Numerous academic studies conducted by both foreign and Malaysian academics have concluded that over the years, the independence and impartiality of Malaysia’s election commission has been lost. In many cases, this is because its independence has been stripped by parliamentary action. So it is not fair to blame everything on the personnel who lead the commission.

However, various unfortunate statements by Malaysia’s election officials have only reinforced the view that they favour one party over another. For example:

In 2007, then EC Chairman Abdul Rashid Abdul Rahman said that “there is only one regime in this country that is capable of running (the country).”

Abdul Rashid went on to say that he was on the same wavelength as his friend, senior UMNO leader Sanusi Junid, about what the country needs. “If we don’t agree, then we are in trouble, because I run the elections,” he said.

kuala terengganu parliament by election spr ec announcement  051208 wan ahmad wan omarEC Deputy Chief Wan Ahmad (right) has taken to writing articles in Utusan Malaysia, owned by UMNO, saying that the opposition is engaged in ‘dirty tricks’ and trying to scapegoat the EC in order to promote their political ambitions.

Wan Ahmad added, “BN has never attacked or put down the EC. That is the difference between PAS, DAP, PKR and BN.”

Critics of the EC say that BN has no reason to attack or put down the EC, as the EC is doing BN’s work.

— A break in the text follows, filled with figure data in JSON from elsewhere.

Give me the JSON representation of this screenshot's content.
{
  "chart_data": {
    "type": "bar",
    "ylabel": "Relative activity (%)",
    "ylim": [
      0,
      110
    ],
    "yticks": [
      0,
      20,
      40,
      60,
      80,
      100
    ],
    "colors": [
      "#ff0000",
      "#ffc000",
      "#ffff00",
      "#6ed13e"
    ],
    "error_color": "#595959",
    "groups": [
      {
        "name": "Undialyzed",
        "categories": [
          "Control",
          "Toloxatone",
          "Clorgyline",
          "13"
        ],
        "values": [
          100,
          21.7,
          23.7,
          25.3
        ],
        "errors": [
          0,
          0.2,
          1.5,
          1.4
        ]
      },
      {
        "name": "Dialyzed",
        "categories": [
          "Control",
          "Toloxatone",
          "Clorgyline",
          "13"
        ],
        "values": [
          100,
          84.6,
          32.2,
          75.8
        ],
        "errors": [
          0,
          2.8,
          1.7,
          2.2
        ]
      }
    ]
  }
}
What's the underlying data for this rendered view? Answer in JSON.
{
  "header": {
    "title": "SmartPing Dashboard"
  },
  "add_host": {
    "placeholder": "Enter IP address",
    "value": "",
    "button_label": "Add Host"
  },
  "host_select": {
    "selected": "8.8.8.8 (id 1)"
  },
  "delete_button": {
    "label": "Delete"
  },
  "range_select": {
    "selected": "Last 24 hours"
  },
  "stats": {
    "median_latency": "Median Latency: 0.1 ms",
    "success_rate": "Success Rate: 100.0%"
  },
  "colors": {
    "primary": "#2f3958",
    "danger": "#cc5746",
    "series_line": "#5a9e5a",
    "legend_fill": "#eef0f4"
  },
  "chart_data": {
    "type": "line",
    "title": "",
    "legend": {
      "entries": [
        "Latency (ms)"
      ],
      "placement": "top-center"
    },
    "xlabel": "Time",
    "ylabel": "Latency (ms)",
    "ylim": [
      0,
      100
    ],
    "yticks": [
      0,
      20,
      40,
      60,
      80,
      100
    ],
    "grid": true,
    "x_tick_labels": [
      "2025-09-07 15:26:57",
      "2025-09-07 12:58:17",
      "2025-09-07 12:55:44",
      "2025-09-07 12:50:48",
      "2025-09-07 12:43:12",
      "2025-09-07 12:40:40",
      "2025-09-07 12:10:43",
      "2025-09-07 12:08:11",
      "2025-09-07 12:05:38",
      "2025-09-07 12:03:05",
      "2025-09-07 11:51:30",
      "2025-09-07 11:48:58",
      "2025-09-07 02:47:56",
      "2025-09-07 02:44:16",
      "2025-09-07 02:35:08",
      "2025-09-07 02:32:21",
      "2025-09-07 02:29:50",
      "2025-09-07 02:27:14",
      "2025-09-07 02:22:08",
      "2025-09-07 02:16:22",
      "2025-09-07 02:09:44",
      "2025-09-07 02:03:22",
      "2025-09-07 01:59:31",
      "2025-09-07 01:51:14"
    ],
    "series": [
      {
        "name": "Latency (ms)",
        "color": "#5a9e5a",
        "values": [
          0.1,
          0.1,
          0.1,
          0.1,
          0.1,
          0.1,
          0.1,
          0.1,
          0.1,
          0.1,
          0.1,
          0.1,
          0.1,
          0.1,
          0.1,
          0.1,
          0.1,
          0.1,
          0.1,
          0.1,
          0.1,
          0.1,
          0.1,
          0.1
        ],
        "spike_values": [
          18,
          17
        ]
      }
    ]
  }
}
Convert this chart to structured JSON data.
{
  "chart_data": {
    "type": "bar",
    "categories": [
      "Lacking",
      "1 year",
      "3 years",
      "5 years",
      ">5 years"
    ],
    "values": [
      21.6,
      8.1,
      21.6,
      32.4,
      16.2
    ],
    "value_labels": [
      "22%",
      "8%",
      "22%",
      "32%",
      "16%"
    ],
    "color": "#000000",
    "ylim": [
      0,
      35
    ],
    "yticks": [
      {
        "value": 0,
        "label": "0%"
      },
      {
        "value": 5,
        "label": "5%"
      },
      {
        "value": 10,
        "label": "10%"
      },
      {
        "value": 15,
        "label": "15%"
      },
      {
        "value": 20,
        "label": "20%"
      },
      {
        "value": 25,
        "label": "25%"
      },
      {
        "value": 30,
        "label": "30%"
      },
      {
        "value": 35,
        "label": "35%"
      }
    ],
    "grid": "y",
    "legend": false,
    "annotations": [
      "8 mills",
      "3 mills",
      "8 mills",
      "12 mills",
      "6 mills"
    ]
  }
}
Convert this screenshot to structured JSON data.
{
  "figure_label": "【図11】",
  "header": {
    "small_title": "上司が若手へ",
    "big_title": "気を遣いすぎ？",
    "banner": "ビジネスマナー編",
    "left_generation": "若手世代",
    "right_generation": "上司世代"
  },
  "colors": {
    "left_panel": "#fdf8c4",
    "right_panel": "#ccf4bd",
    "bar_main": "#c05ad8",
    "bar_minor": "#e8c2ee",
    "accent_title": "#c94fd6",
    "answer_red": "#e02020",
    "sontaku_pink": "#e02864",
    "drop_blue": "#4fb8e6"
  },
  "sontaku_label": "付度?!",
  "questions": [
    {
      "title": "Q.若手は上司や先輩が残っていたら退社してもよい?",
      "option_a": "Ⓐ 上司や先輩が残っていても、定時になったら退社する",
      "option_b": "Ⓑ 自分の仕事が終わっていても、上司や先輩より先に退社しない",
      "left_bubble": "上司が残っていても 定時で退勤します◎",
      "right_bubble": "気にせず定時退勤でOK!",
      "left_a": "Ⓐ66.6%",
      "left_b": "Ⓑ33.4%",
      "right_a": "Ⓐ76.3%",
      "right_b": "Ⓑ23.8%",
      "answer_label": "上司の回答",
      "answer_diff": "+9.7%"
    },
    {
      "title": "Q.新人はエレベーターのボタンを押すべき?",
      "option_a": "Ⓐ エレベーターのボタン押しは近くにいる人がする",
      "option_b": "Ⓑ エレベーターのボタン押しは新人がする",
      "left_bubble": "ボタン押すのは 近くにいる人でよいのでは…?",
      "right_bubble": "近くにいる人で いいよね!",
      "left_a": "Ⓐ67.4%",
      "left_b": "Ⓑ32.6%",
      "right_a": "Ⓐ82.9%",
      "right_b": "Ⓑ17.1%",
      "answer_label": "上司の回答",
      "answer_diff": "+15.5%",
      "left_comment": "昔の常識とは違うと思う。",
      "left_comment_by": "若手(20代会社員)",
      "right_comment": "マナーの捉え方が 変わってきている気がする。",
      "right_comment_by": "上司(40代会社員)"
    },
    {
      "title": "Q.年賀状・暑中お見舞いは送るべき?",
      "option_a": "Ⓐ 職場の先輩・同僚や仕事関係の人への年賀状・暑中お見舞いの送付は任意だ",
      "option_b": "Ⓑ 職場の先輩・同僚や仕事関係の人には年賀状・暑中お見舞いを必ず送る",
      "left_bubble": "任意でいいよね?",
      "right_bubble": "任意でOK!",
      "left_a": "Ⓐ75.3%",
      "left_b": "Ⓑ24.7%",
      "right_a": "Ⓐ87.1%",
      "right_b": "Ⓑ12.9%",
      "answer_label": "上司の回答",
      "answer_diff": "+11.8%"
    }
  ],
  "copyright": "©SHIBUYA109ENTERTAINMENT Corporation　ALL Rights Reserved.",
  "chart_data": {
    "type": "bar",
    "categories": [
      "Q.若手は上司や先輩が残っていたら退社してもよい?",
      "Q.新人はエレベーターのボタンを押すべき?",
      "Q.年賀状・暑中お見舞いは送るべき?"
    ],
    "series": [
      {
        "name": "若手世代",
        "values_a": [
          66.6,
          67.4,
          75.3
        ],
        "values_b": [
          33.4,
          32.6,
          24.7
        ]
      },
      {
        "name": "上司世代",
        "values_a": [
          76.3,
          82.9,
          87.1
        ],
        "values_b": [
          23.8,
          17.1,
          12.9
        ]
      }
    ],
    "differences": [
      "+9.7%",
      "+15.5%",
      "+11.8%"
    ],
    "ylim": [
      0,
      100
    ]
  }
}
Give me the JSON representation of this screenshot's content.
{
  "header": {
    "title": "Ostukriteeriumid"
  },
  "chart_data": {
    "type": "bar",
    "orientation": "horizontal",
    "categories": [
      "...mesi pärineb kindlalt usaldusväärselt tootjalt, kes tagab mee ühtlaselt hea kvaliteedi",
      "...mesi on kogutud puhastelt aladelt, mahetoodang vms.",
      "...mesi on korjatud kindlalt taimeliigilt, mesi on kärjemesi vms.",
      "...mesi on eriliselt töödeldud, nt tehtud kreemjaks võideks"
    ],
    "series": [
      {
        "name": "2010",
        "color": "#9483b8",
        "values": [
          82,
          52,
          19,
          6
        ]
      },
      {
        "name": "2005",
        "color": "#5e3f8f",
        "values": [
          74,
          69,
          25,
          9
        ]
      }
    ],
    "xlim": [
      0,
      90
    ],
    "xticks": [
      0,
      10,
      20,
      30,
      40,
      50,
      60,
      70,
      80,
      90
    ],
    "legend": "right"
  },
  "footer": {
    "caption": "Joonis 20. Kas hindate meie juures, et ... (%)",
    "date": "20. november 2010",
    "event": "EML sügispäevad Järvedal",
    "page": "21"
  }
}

In response to Wan Ahmad’s comments, Bersih 2.0 issued a statement saying that the EC “continues to make comments that are less in the spirit of working together towards cleaner elections and more in the spirit of defending an incumbent party against contenders.”

Bersih called on Wan Ahmad and the EC to end their war of words with political parties. “Recent comments that have been made threaten the public image of impartiality that the EC needs to have to maintain public confidence. It is more the job of the Deputy Chairperson of a political party to make political criticisms than it is the deputy chairperson of the EC.” That is a sentiment with which most of the world would agree.